About The Activity
Be unrestricted when it comes to safaribecause those who made safari have also made a variety of it. You can ride not just in a car but even a horse for it. Horseback riding in Botswana allows you to experience all that this magnificent land has to offer. Botswana is the immortal heart of the splendidly desolate and roadless Kalahari Desert. This wild land consists of endless savannahs, dunes, ephemeral lakes and salt pans.
This is the land of the Bushmen, those ancient nomads who have lived since the stone age in the extreme conditions of the Kalahari, leaving little trace of their habitation beyond poignant etchings in stone.
Botswana is also known for the awe-inspiring Okavango Delta — the world’s largest inland delta, which teems with animals and birds, and justly deserves its reputation as the Jewel of Africa.
Outstandingly dramatic, Botswana encompasses striking salt pans, diamond-rich deserts and fertile flood plains which teem with game. The north and south offer superb wildlife-watching opportunities, making this one of southern Africa's top equestrian horseback riding safari destinations. Hidden Trails offer three excellent Botswana horse back riding holidays – from luxury game lodges to the stunning Okavango Delta.
The Okavango Delta is one of the world’s largest inland water systems. It's headwaters start in Angola’s western highlands, with numerous tributaries joining to form the Cubango river, which then flows through Namibia (called the Kavango) and finally enters Botswana, where it is then called the Okavango.
Millions of years ago the Okavango river use to flow into a large inland lake called Lake Makgadikgadi (now Makgadikgadi Pans).
Tectonic activity and faulting interrupted the flow of the river causing it to backup and form what is now the Okavango delta. This has created a unique system of water ways that now supports a vast array of animal and plant life that would have otherwise been a dry Kalahari savanna.
The delta’s floods are fed from the Angolan rains, which start in October and finish sometime in April. The floods only cross the border between Botswana and Namibia in December and will only reach the bottom end of the delta (Maun) sometime in July,
Taking almost nine months from the source to the bottom. This slow meandering pace of the flood is due to the lack of drop in elevation, which drops a little more than 60 meters over a distance of 450 kilometers. The delta’s water dead ends in the Kalahari – via the Botetle river, with over 95 per cent of the water eventually evaporating.
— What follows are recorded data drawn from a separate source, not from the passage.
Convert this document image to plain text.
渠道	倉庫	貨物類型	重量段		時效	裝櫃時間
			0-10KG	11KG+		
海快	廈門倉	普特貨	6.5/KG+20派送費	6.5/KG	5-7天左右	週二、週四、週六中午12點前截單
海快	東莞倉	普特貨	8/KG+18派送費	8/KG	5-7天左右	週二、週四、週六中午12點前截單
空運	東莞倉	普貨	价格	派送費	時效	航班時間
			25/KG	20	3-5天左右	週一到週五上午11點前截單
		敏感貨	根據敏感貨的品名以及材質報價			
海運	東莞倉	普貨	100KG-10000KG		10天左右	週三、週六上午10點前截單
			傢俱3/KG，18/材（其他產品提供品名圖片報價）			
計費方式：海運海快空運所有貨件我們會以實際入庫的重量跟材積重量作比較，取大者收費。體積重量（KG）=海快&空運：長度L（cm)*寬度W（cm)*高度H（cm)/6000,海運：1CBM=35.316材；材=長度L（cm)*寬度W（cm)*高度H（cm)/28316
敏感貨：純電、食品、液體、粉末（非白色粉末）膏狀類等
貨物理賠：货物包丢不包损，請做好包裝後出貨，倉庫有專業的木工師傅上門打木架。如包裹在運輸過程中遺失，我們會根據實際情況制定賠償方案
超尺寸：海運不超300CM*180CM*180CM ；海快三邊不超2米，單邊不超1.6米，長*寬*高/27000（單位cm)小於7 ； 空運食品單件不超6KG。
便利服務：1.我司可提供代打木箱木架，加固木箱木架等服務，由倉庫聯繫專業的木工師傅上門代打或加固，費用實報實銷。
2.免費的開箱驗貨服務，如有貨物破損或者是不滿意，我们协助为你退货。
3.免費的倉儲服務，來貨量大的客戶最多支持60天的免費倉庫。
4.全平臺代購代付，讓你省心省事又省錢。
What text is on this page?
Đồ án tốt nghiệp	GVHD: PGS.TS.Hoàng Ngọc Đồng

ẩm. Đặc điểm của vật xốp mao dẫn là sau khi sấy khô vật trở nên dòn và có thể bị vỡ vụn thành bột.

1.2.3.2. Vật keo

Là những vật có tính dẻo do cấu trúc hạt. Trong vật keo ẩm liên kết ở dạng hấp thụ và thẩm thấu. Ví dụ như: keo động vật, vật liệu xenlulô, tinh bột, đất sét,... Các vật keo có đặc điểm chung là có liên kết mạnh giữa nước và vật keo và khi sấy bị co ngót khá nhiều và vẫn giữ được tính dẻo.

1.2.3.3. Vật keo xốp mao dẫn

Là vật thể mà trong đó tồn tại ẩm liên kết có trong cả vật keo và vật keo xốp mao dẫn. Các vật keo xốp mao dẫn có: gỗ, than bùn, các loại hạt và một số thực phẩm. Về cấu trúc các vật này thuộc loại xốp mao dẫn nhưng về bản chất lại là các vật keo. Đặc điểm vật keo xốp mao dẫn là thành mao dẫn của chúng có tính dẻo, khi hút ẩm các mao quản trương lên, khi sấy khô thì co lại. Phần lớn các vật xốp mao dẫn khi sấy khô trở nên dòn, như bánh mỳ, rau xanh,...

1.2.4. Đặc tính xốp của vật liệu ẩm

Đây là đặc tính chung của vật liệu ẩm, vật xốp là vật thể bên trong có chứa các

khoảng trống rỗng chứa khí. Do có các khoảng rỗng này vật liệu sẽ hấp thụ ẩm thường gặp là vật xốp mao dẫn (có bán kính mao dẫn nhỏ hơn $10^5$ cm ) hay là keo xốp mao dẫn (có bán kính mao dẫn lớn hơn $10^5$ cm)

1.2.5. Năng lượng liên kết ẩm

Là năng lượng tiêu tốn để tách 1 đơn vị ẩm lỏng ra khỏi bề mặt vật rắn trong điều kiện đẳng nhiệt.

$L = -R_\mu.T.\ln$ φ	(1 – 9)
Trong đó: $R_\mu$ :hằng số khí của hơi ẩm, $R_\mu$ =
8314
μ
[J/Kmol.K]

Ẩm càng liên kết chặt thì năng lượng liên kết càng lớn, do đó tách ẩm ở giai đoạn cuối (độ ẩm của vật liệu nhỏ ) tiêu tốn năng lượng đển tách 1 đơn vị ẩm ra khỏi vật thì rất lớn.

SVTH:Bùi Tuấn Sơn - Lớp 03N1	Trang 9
The delta environment has large numbers of animal populations that are otherwise rare, such as crocodile, red lechwe, sitatunga, elephant, wild dogs, buffalo, wattled crane as well as the other more common mammals and bird life.
The best time for game viewing in the delta is during the May-October period, as the animal life is concentrated along the flooded areas and the vegetation has dried out. The best time for birding and vegetation is during the rainy season (Nov.- April) as the migrant bird populations are returning and the plants are flowering and green.
In only a few days it is possible to spot 100 to 200 different types of birds. After the rainy season, when the delta is flooded, you will horseback ride across river channels from island to island. In the drier areas around the flood plain there are some good opportunities for trots and canters. Your hosts are exceptionally accommodating and knowledgeable. You will stay at very comfortable British-style safari camps and begin each day with a sunrise ride to the animals' favorite resting places. Botswana is one of the few remaining destinations in Africa that still provides a good sense of the adventure of safari. Its expansive game parks and preserves combined with wildlife as diverse and abundant as that found anywhere else, are still largely undeveloped and untamed.